When meeting Sophia for the first time, it's quickly apparent that she is full of energy, of stories, of dreams and hopes. "I like hip-hop and tap," she says, "I'd love to be in a TV show." Sofia will attend the short film camp this summer at Saint Mary's College run by Joey Travolta.
"Sofia is one of the highest performing Down syndrome people I have ever met," says Ramana Vieira, a long-time friend of the Martinez's who has worked with the National Institute of Arts and Disabilities (NIAD) in Richmond. She attributes this to the way Sofia was raised. "As soon as Sofia was born and her mother learned of her disability, she looked for ways to help her grow," remembers Vieira.
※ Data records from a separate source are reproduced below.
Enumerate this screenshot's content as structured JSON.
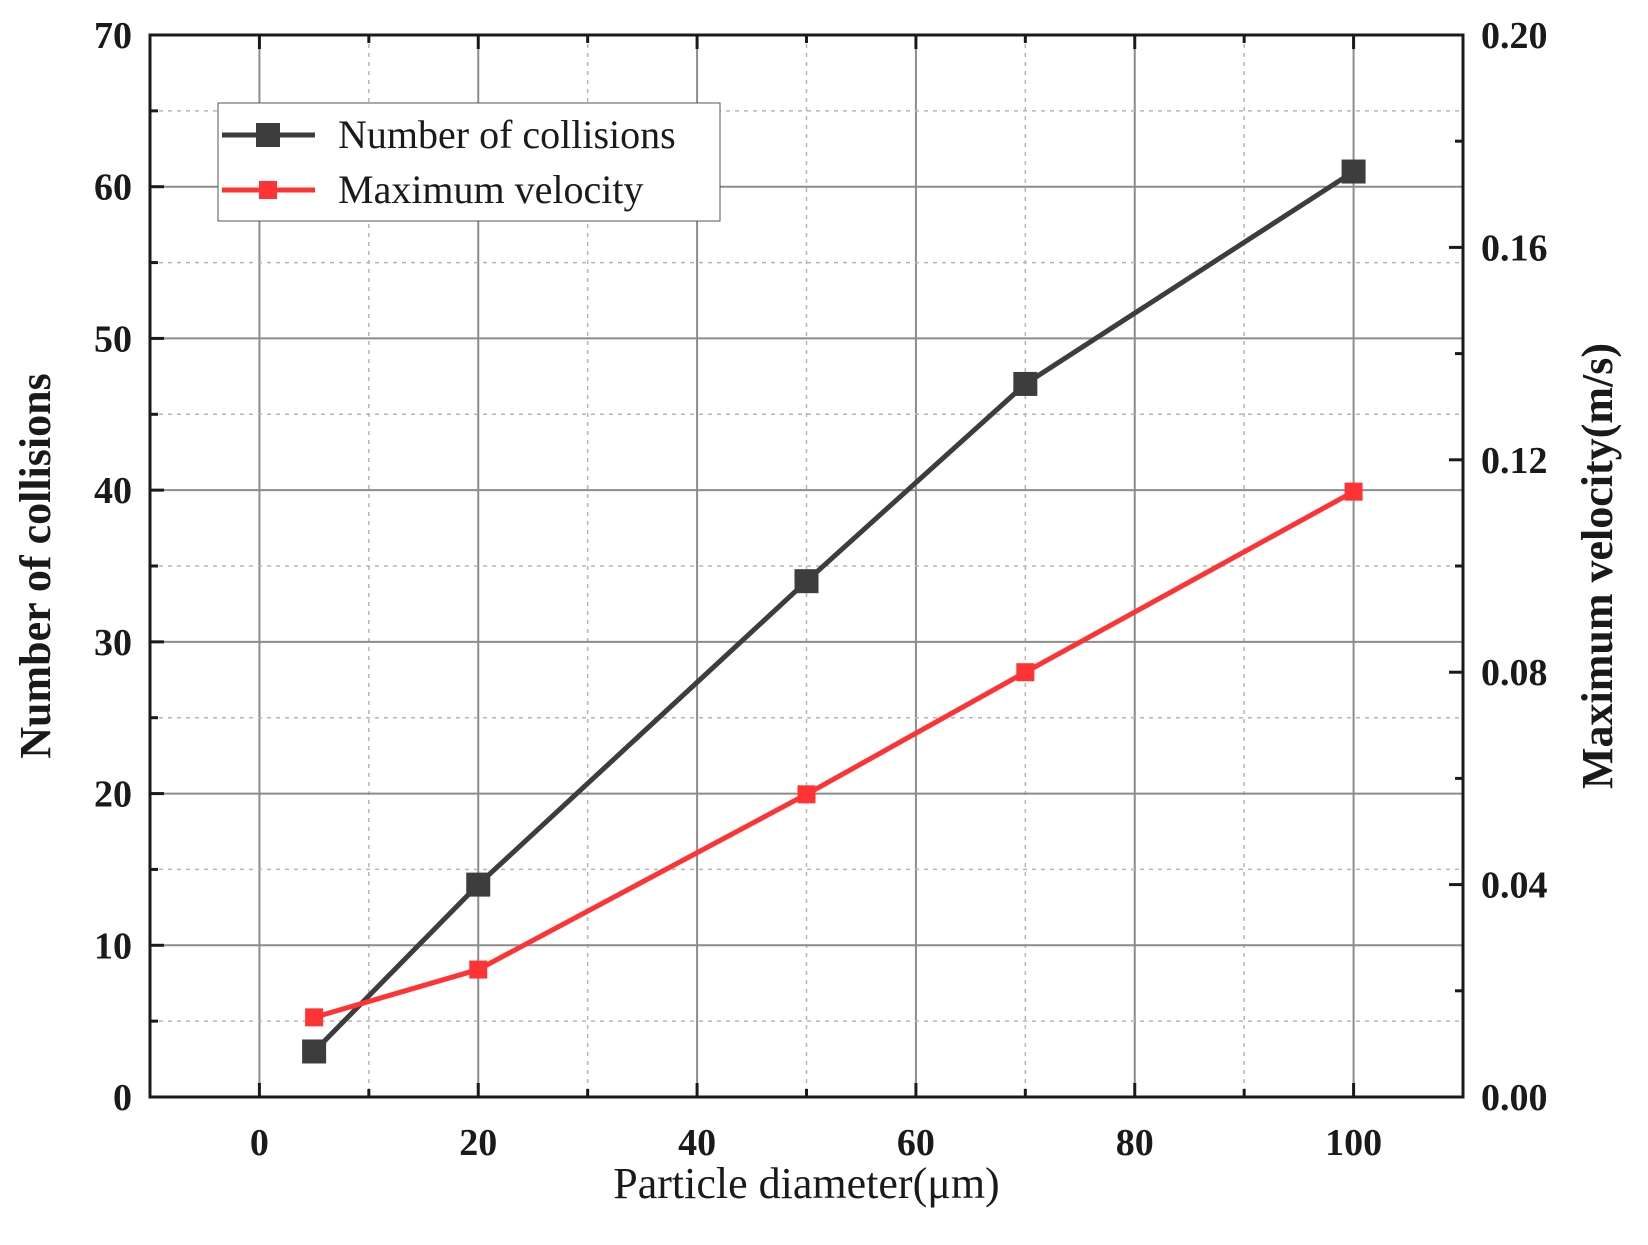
{
  "chart_data": {
    "type": "line",
    "xlabel": "Particle diameter(μm)",
    "ylabel": "Number of collisions",
    "y2label": "Maximum velocity(m/s)",
    "xlim": [
      -10,
      110
    ],
    "ylim": [
      0,
      70
    ],
    "y2lim": [
      0,
      0.2
    ],
    "x_ticks": [
      0,
      20,
      40,
      60,
      80,
      100
    ],
    "y_ticks": [
      0,
      10,
      20,
      30,
      40,
      50,
      60,
      70
    ],
    "y2_ticks": [
      "0.00",
      "0.04",
      "0.08",
      "0.12",
      "0.16",
      "0.20"
    ],
    "grid": true,
    "legend_position": "top-left",
    "series": [
      {
        "name": "Number of collisions",
        "axis": "left",
        "color": "#3d3d3d",
        "marker": "square",
        "x": [
          5,
          20,
          50,
          70,
          100
        ],
        "values": [
          3,
          14,
          34,
          47,
          61
        ]
      },
      {
        "name": "Maximum velocity",
        "axis": "right",
        "color": "#ff3333",
        "marker": "square",
        "x": [
          5,
          20,
          50,
          70,
          100
        ],
        "values": [
          0.015,
          0.024,
          0.057,
          0.08,
          0.114
        ]
      }
    ]
  }
}
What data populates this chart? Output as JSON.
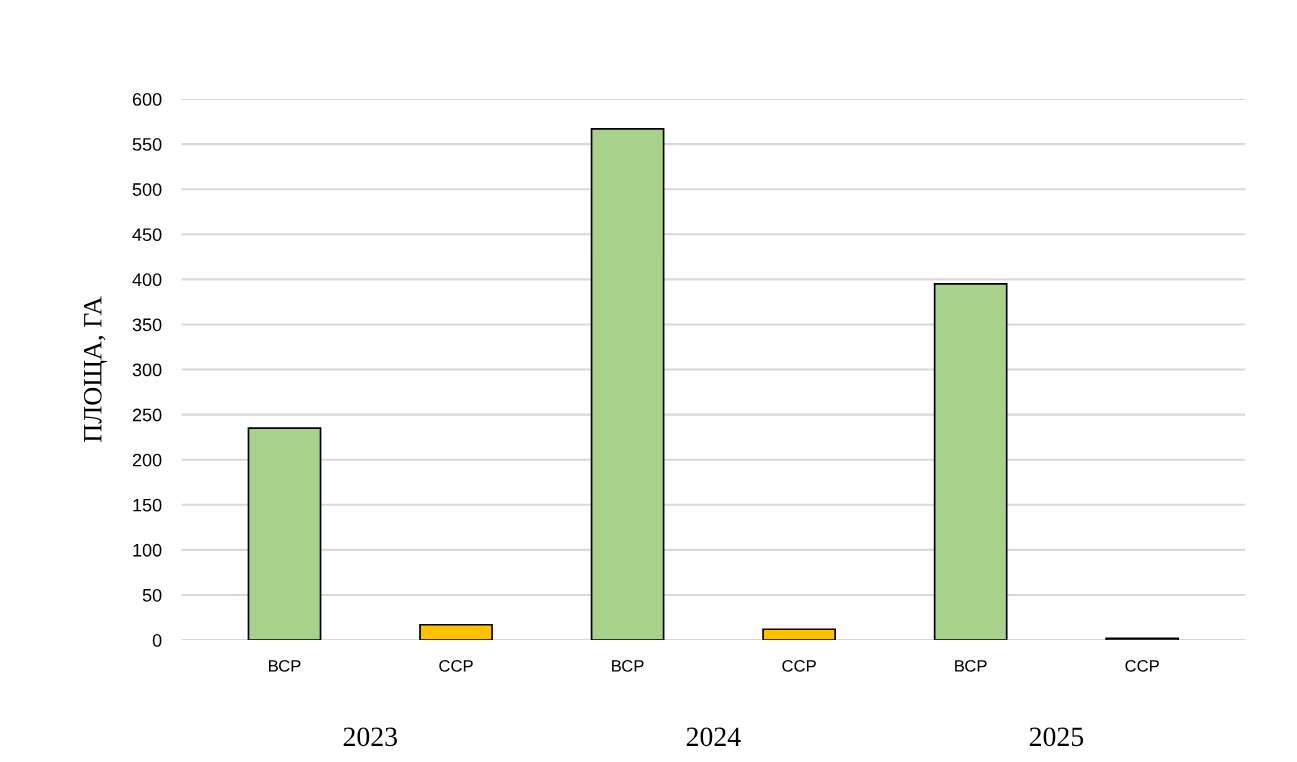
{
  "chart_data": {
    "type": "bar",
    "ylabel": "ПЛОЩА, ГА",
    "categories": [
      "ВСР",
      "ССР",
      "ВСР",
      "ССР",
      "ВСР",
      "ССР"
    ],
    "values": [
      235,
      17,
      567,
      12,
      395,
      2
    ],
    "colors": [
      "#a9d18e",
      "#ffc000",
      "#a9d18e",
      "#ffc000",
      "#a9d18e",
      "#ffc000"
    ],
    "annotations": [
      "2023",
      "2024",
      "2025"
    ],
    "ylim": [
      0,
      600
    ],
    "yticks": [
      0,
      50,
      100,
      150,
      200,
      250,
      300,
      350,
      400,
      450,
      500,
      550,
      600
    ],
    "grid": "y"
  }
}
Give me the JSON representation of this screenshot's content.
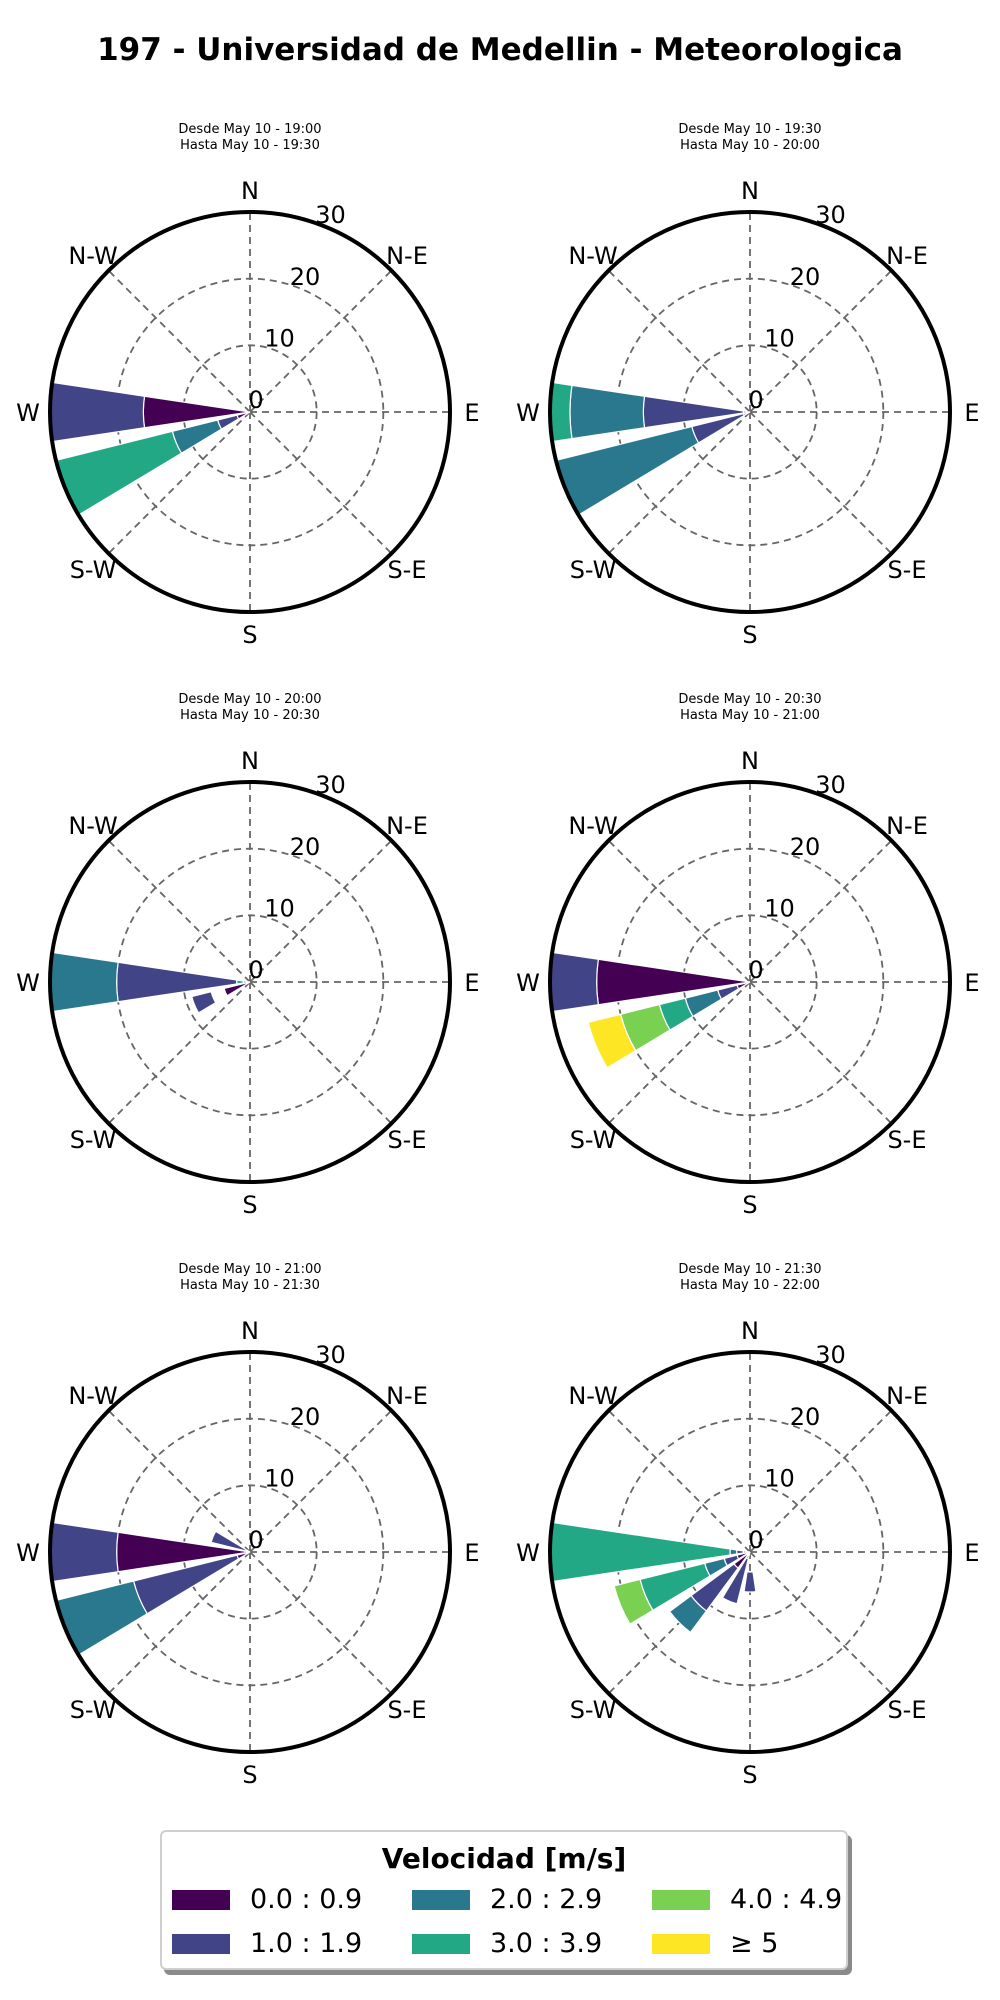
{
  "title": "197 - Universidad de Medellin - Meteorologica",
  "chart_data": [
    {
      "type": "windrose",
      "subtitle_line1": "Desde May 10 - 19:00",
      "subtitle_line2": "Hasta May 10 - 19:30",
      "r_ticks": [
        "0",
        "10",
        "20",
        "30"
      ],
      "rlim": [
        0,
        30
      ],
      "directions": [
        "N",
        "N-E",
        "E",
        "S-E",
        "S",
        "S-W",
        "W",
        "N-W"
      ],
      "sectors": [
        {
          "dir_deg": 270,
          "bins": [
            {
              "bin": 0,
              "from": 0,
              "to": 16
            },
            {
              "bin": 1,
              "from": 16,
              "to": 30
            }
          ]
        },
        {
          "dir_deg": 247.5,
          "bins": [
            {
              "bin": 0,
              "from": 0,
              "to": 2
            },
            {
              "bin": 1,
              "from": 2,
              "to": 5
            },
            {
              "bin": 2,
              "from": 5,
              "to": 12
            },
            {
              "bin": 3,
              "from": 12,
              "to": 30
            }
          ]
        }
      ]
    },
    {
      "type": "windrose",
      "subtitle_line1": "Desde May 10 - 19:30",
      "subtitle_line2": "Hasta May 10 - 20:00",
      "r_ticks": [
        "0",
        "10",
        "20",
        "30"
      ],
      "rlim": [
        0,
        30
      ],
      "directions": [
        "N",
        "N-E",
        "E",
        "S-E",
        "S",
        "S-W",
        "W",
        "N-W"
      ],
      "sectors": [
        {
          "dir_deg": 270,
          "bins": [
            {
              "bin": 0,
              "from": 0,
              "to": 1
            },
            {
              "bin": 1,
              "from": 1,
              "to": 16
            },
            {
              "bin": 2,
              "from": 16,
              "to": 27
            },
            {
              "bin": 3,
              "from": 27,
              "to": 30
            }
          ]
        },
        {
          "dir_deg": 247.5,
          "bins": [
            {
              "bin": 0,
              "from": 0,
              "to": 1
            },
            {
              "bin": 1,
              "from": 1,
              "to": 9
            },
            {
              "bin": 2,
              "from": 9,
              "to": 30
            }
          ]
        }
      ]
    },
    {
      "type": "windrose",
      "subtitle_line1": "Desde May 10 - 20:00",
      "subtitle_line2": "Hasta May 10 - 20:30",
      "r_ticks": [
        "0",
        "10",
        "20",
        "30"
      ],
      "rlim": [
        0,
        30
      ],
      "directions": [
        "N",
        "N-E",
        "E",
        "S-E",
        "S",
        "S-W",
        "W",
        "N-W"
      ],
      "sectors": [
        {
          "dir_deg": 270,
          "bins": [
            {
              "bin": 0,
              "from": 0,
              "to": 1
            },
            {
              "bin": 3,
              "from": 1,
              "to": 2
            },
            {
              "bin": 1,
              "from": 2,
              "to": 20
            },
            {
              "bin": 2,
              "from": 20,
              "to": 30
            }
          ]
        },
        {
          "dir_deg": 247.5,
          "bins": [
            {
              "bin": 0,
              "from": 0,
              "to": 4
            },
            {
              "bin": 1,
              "from": 6,
              "to": 9
            }
          ]
        }
      ]
    },
    {
      "type": "windrose",
      "subtitle_line1": "Desde May 10 - 20:30",
      "subtitle_line2": "Hasta May 10 - 21:00",
      "r_ticks": [
        "0",
        "10",
        "20",
        "30"
      ],
      "rlim": [
        0,
        30
      ],
      "directions": [
        "N",
        "N-E",
        "E",
        "S-E",
        "S",
        "S-W",
        "W",
        "N-W"
      ],
      "sectors": [
        {
          "dir_deg": 270,
          "bins": [
            {
              "bin": 0,
              "from": 0,
              "to": 23
            },
            {
              "bin": 1,
              "from": 23,
              "to": 30
            }
          ]
        },
        {
          "dir_deg": 247.5,
          "bins": [
            {
              "bin": 0,
              "from": 0,
              "to": 2
            },
            {
              "bin": 1,
              "from": 2,
              "to": 5
            },
            {
              "bin": 2,
              "from": 5,
              "to": 10
            },
            {
              "bin": 3,
              "from": 10,
              "to": 14
            },
            {
              "bin": 4,
              "from": 14,
              "to": 20
            },
            {
              "bin": 5,
              "from": 20,
              "to": 25
            }
          ]
        }
      ]
    },
    {
      "type": "windrose",
      "subtitle_line1": "Desde May 10 - 21:00",
      "subtitle_line2": "Hasta May 10 - 21:30",
      "r_ticks": [
        "0",
        "10",
        "20",
        "30"
      ],
      "rlim": [
        0,
        30
      ],
      "directions": [
        "N",
        "N-E",
        "E",
        "S-E",
        "S",
        "S-W",
        "W",
        "N-W"
      ],
      "sectors": [
        {
          "dir_deg": 270,
          "bins": [
            {
              "bin": 0,
              "from": 0,
              "to": 20
            },
            {
              "bin": 1,
              "from": 20,
              "to": 30
            }
          ]
        },
        {
          "dir_deg": 247.5,
          "bins": [
            {
              "bin": 0,
              "from": 0,
              "to": 2
            },
            {
              "bin": 1,
              "from": 2,
              "to": 18
            },
            {
              "bin": 2,
              "from": 18,
              "to": 30
            }
          ]
        },
        {
          "dir_deg": 292.5,
          "bins": [
            {
              "bin": 1,
              "from": 0,
              "to": 6
            }
          ]
        }
      ]
    },
    {
      "type": "windrose",
      "subtitle_line1": "Desde May 10 - 21:30",
      "subtitle_line2": "Hasta May 10 - 22:00",
      "r_ticks": [
        "0",
        "10",
        "20",
        "30"
      ],
      "rlim": [
        0,
        30
      ],
      "directions": [
        "N",
        "N-E",
        "E",
        "S-E",
        "S",
        "S-W",
        "W",
        "N-W"
      ],
      "sectors": [
        {
          "dir_deg": 270,
          "bins": [
            {
              "bin": 0,
              "from": 0,
              "to": 1
            },
            {
              "bin": 1,
              "from": 1,
              "to": 2
            },
            {
              "bin": 2,
              "from": 2,
              "to": 3
            },
            {
              "bin": 3,
              "from": 3,
              "to": 30
            }
          ]
        },
        {
          "dir_deg": 247.5,
          "bins": [
            {
              "bin": 0,
              "from": 0,
              "to": 2
            },
            {
              "bin": 1,
              "from": 2,
              "to": 4
            },
            {
              "bin": 2,
              "from": 4,
              "to": 7
            },
            {
              "bin": 3,
              "from": 7,
              "to": 17
            },
            {
              "bin": 4,
              "from": 17,
              "to": 21
            }
          ]
        },
        {
          "dir_deg": 225,
          "bins": [
            {
              "bin": 0,
              "from": 0,
              "to": 3
            },
            {
              "bin": 1,
              "from": 3,
              "to": 11
            },
            {
              "bin": 2,
              "from": 11,
              "to": 15
            }
          ]
        },
        {
          "dir_deg": 202.5,
          "bins": [
            {
              "bin": 0,
              "from": 0,
              "to": 1
            },
            {
              "bin": 1,
              "from": 1,
              "to": 8
            }
          ]
        },
        {
          "dir_deg": 180,
          "bins": [
            {
              "bin": 1,
              "from": 3,
              "to": 6
            }
          ]
        }
      ]
    }
  ],
  "legend": {
    "title": "Velocidad [m/s]",
    "items": [
      {
        "label": "0.0 : 0.9",
        "color": "#440154"
      },
      {
        "label": "1.0 : 1.9",
        "color": "#414487"
      },
      {
        "label": "2.0 : 2.9",
        "color": "#2a788e"
      },
      {
        "label": "3.0 : 3.9",
        "color": "#22a884"
      },
      {
        "label": "4.0 : 4.9",
        "color": "#7ad151"
      },
      {
        "label": "≥  5",
        "color": "#fde725"
      }
    ]
  }
}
"I never wanted Sofia to be in a special setting, I wanted her to model after mainstream kids," says Martinez. Sofia attended the Model School preschool in Berkeley; she was home schooled with her brother during elementary school and started at Joaquin Moraga Intermediate School (JM) when the time came for middle school. "JM tried hard to accommodate her, but they did not have the resources," remembers Martinez, who transferred her daughter to Walnut Creek Intermediate where she thrived. She is now at Miramonte High School.
Besides schooling, Martinez researched alternative care options for her daughter. "Down syndrome kids over-produce hydrogen peroxide," says Martinez, "and they absorb vitamins less easily than other children. So I researched a diet and supplements that would help." Sofia is on an almost all-vegetarian diet, supplemented with Omega-3 and Piracetam. Martinez also met with Mitchell Corwin, a Berkeley chiropractor who worked with Sofia on her neural organization. "The work done with him created more space in her mouth for her teeth and tongue; it helped opening her eyes as well." Some people with Down syndrome suffer from physical limitations; the sight of Sofia dancing precisely to the beat, or doing cartwheel after cartwheel on the grass, is impressive.
Martinez has been an advocate for her daughter for 16 years, and she continues today in light of the progresses Sophia has made. She wants to see more inclusion in the high school, where she feels her daughter is not seen as an asset to the school. "Parents come to me all the time, telling me that my daughter is so sweet-this is a loving community," says Martinez, concluding, "People with disabilities are part of our humanity; they are here to teach us compassion and acceptance."